Hey, welcome to ASR!
Let's assume the room is the same and only the speakers or headphones vary.
Perceptions of "detail" can come from a few different factors. I tend to interpret "detail" as "subjective ability to hear short and/or quiet sounds in the recording".
It's often associated with boosted high frequencies or even distortion in high frequencies. This would probably because short, sharp, high-frequency sounds tend to come across as "detail". So with more energy in the highs, you hear "more detail".
However, flat frequency response and low noise and distortion (THD as well as IMD) should also lead to more "detail". With distortion or uneven frequency response, you end up with masking, i.e. the "detail" is overwhelmed by something else coming out of the speaker. If everything is flat, with no noise or distortion to cover up the detail, you should also hear a clear, "detailed" sound.
You can sometimes experience this for yourself in interesting ways. If you play with EQ while listening to a song, sometimes a"detail will disappear or re-appear in a frequency range that you didn't touch with EQ. This is because of masking!
Lack of resonances in the speaker might also be important, for the same reason.

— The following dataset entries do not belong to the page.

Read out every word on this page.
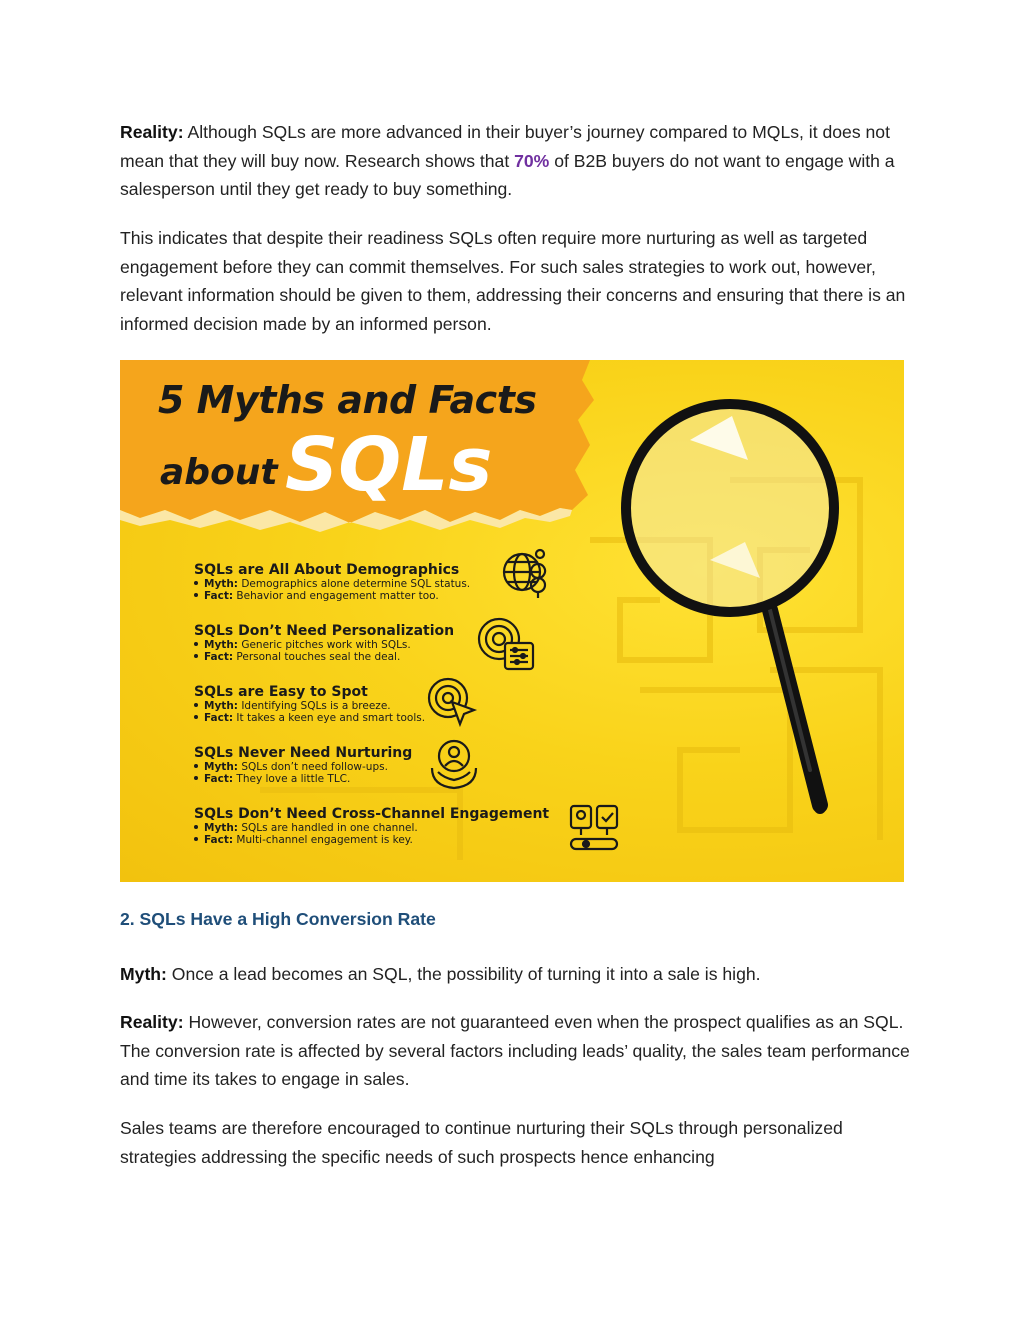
Reality: Although SQLs are more advanced in their buyer’s journey compared to MQLs, it does not mean that they will buy now. Research shows that 70% of B2B buyers do not want to engage with a salesperson until they get ready to buy something.

This indicates that despite their readiness SQLs often require more nurturing as well as targeted engagement before they can commit themselves. For such sales strategies to work out, however, relevant information should be given to them, addressing their concerns and ensuring that there is an informed decision made by an informed person.

5 Myths and Facts
about SQLs
SQLs are All About Demographics
Myth: Demographics alone determine SQL status.
Fact: Behavior and engagement matter too.
SQLs Don’t Need Personalization
Myth: Generic pitches work with SQLs.
Fact: Personal touches seal the deal.
SQLs are Easy to Spot
Myth: Identifying SQLs is a breeze.
Fact: It takes a keen eye and smart tools.
SQLs Never Need Nurturing
Myth: SQLs don’t need follow-ups.
Fact: They love a little TLC.
SQLs Don’t Need Cross-Channel Engagement
Myth: SQLs are handled in one channel.
Fact: Multi-channel engagement is key.
2. SQLs Have a High Conversion Rate

Myth: Once a lead becomes an SQL, the possibility of turning it into a sale is high.

Reality: However, conversion rates are not guaranteed even when the prospect qualifies as an SQL. The conversion rate is affected by several factors including leads’ quality, the sales team performance and time its takes to engage in sales.

Sales teams are therefore encouraged to continue nurturing their SQLs through personalized strategies addressing the specific needs of such prospects hence enhancing
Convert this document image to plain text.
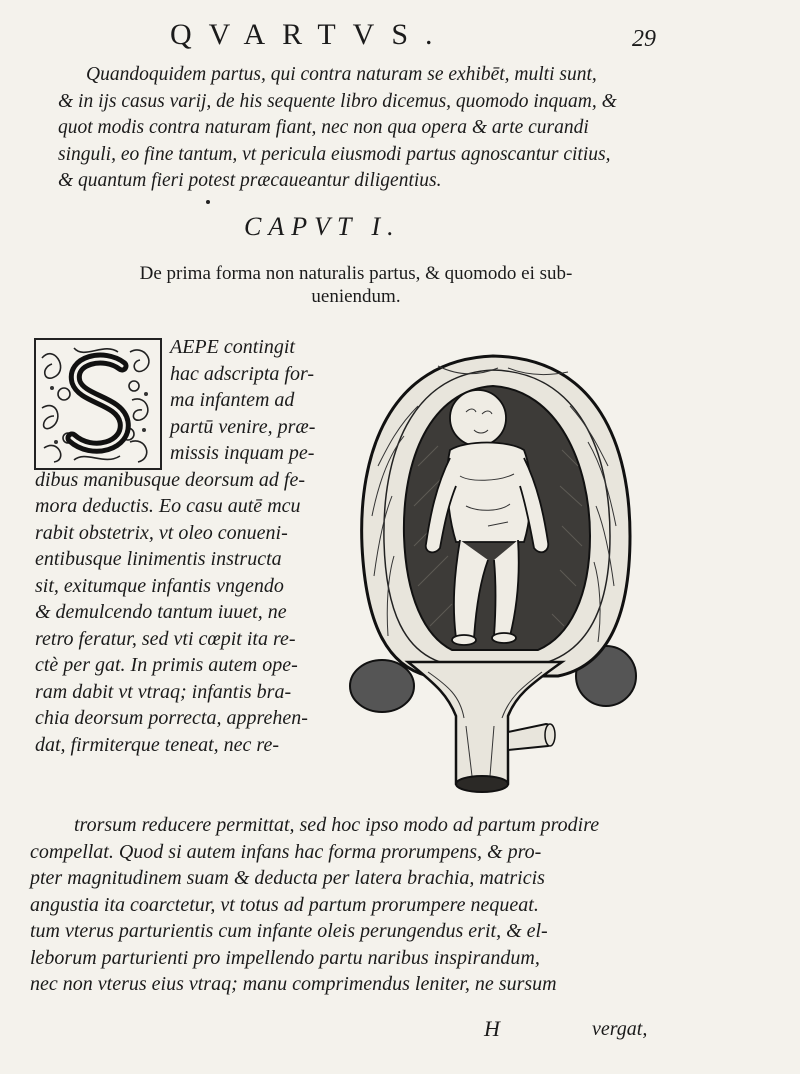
QVARTVS.	29
Quandoquidem partus, qui contra naturam se exhibēt, multi sunt,
& in ijs casus varij, de his sequente libro dicemus, quomodo inquam, &
quot modis contra naturam fiant, nec non qua opera & arte curandi
singuli, eo fine tantum, vt pericula eiusmodi partus agnoscantur citius,
& quantum fieri potest præcaueantur diligentius.
CAPVT I.
De prima forma non naturalis partus, & quomodo ei sub-
ueniendum.
AEPE contingit
hac adscripta for-
ma infantem ad
partū venire, præ-
missis inquam pe-
dibus manibusque deorsum ad fe-
mora deductis. Eo casu autē mcu
rabit obstetrix, vt oleo conueni-
entibusque linimentis instructa
sit, exitumque infantis vngendo
& demulcendo tantum iuuet, ne
retro feratur, sed vti cœpit ita re-
ctè per gat. In primis autem ope-
ram dabit vt vtraq; infantis bra-
chia deorsum porrecta, apprehen-
dat, firmiterque teneat, nec re-
trorsum reducere permittat, sed hoc ipso modo ad partum prodire
compellat. Quod si autem infans hac forma prorumpens, & pro-
pter magnitudinem suam & deducta per latera brachia, matricis
angustia ita coarctetur, vt totus ad partum prorumpere nequeat.
tum vterus parturientis cum infante oleis perungendus erit, & el-
leborum parturienti pro impellendo partu naribus inspirandum,
nec non vterus eius vtraq; manu comprimendus leniter, ne sursum
H	vergat,
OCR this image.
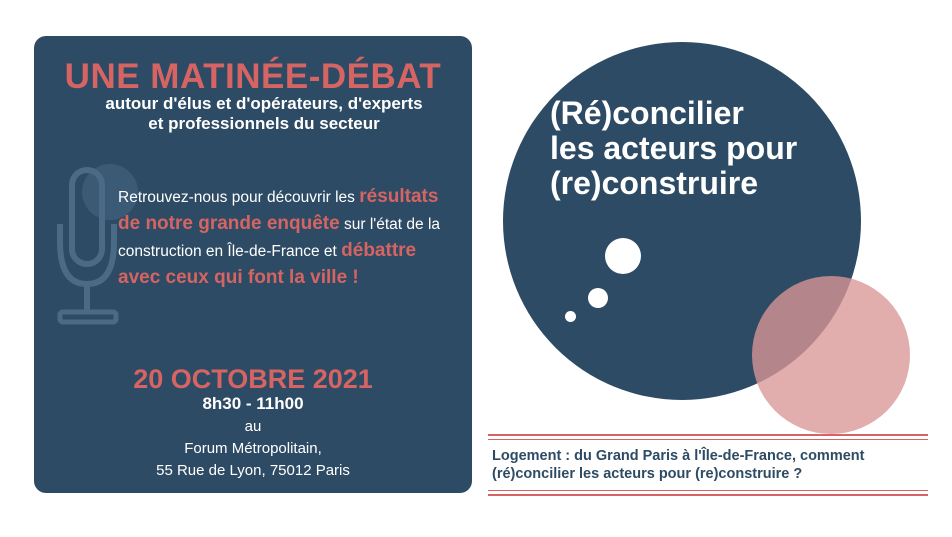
UNE MATINÉE-DÉBAT
autour d'élus et d'opérateurs, d'experts
et professionnels du secteur
Retrouvez-nous pour découvrir les résultats de notre grande enquête sur l'état de la construction en Île-de-France et débattre avec ceux qui font la ville !
20 OCTOBRE 2021
8h30 - 11h00
au
Forum Métropolitain,
55 Rue de Lyon, 75012 Paris
(Ré)concilier
les acteurs pour
(re)construire
Logement : du Grand Paris à l'Île-de-France, comment
(ré)concilier les acteurs pour (re)construire ?
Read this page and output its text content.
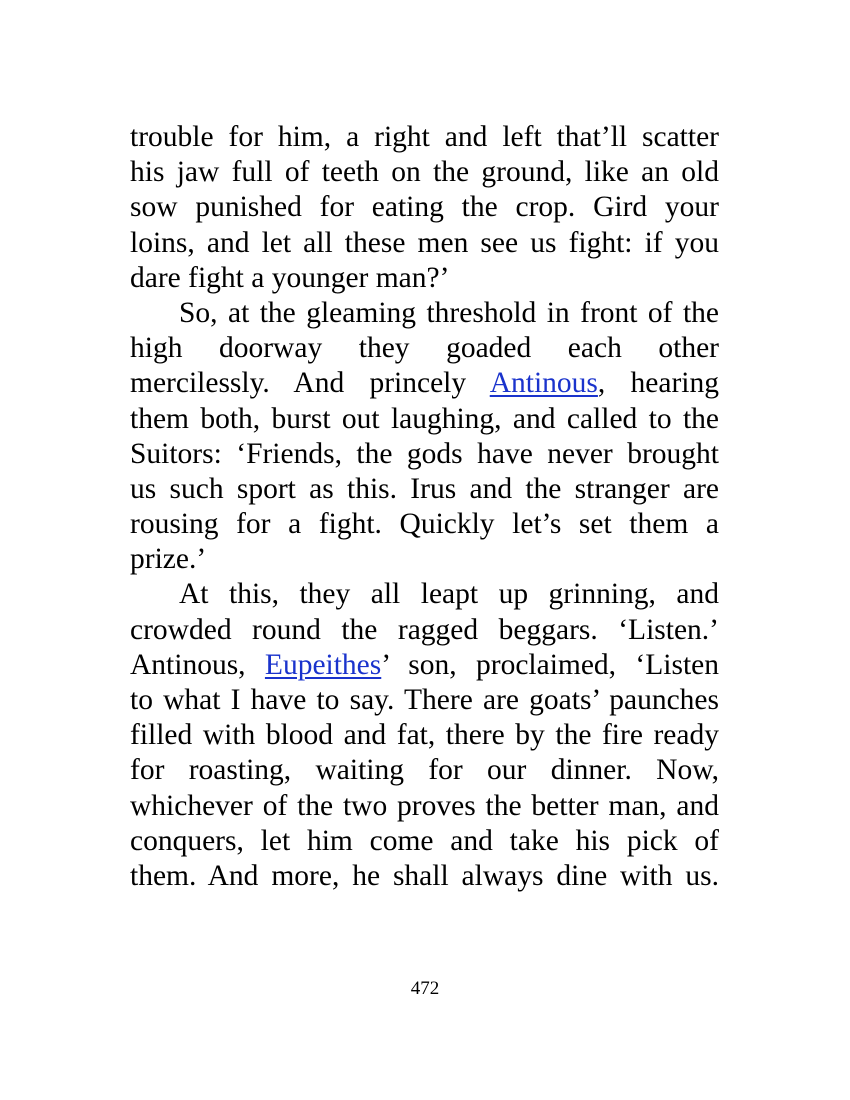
trouble for him, a right and left that’ll scatter
his jaw full of teeth on the ground, like an old
sow punished for eating the crop. Gird your
loins, and let all these men see us fight: if you
dare fight a younger man?’
So, at the gleaming threshold in front of the
high doorway they goaded each other
mercilessly. And princely Antinous, hearing
them both, burst out laughing, and called to the
Suitors: ‘Friends, the gods have never brought
us such sport as this. Irus and the stranger are
rousing for a fight. Quickly let’s set them a
prize.’
At this, they all leapt up grinning, and
crowded round the ragged beggars. ‘Listen.’
Antinous, Eupeithes’ son, proclaimed, ‘Listen
to what I have to say. There are goats’ paunches
filled with blood and fat, there by the fire ready
for roasting, waiting for our dinner. Now,
whichever of the two proves the better man, and
conquers, let him come and take his pick of
them. And more, he shall always dine with us.
472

If you have a honky 700hz resonance tail coming out of the port for longer than it should, it could mask quiet, short sounds, i.e. "details".
A more minor factor is probably the group delay / phase response of the speaker. If everything comes out of the speaker at the same time, this makes for a sharper impulse response. Very small sounds with impulse-like envelopes might be more audible if the phase response is really clean. This is a matter of some debate, but at the end of the day, all else held equal, it can't hurt to have more phase coherence.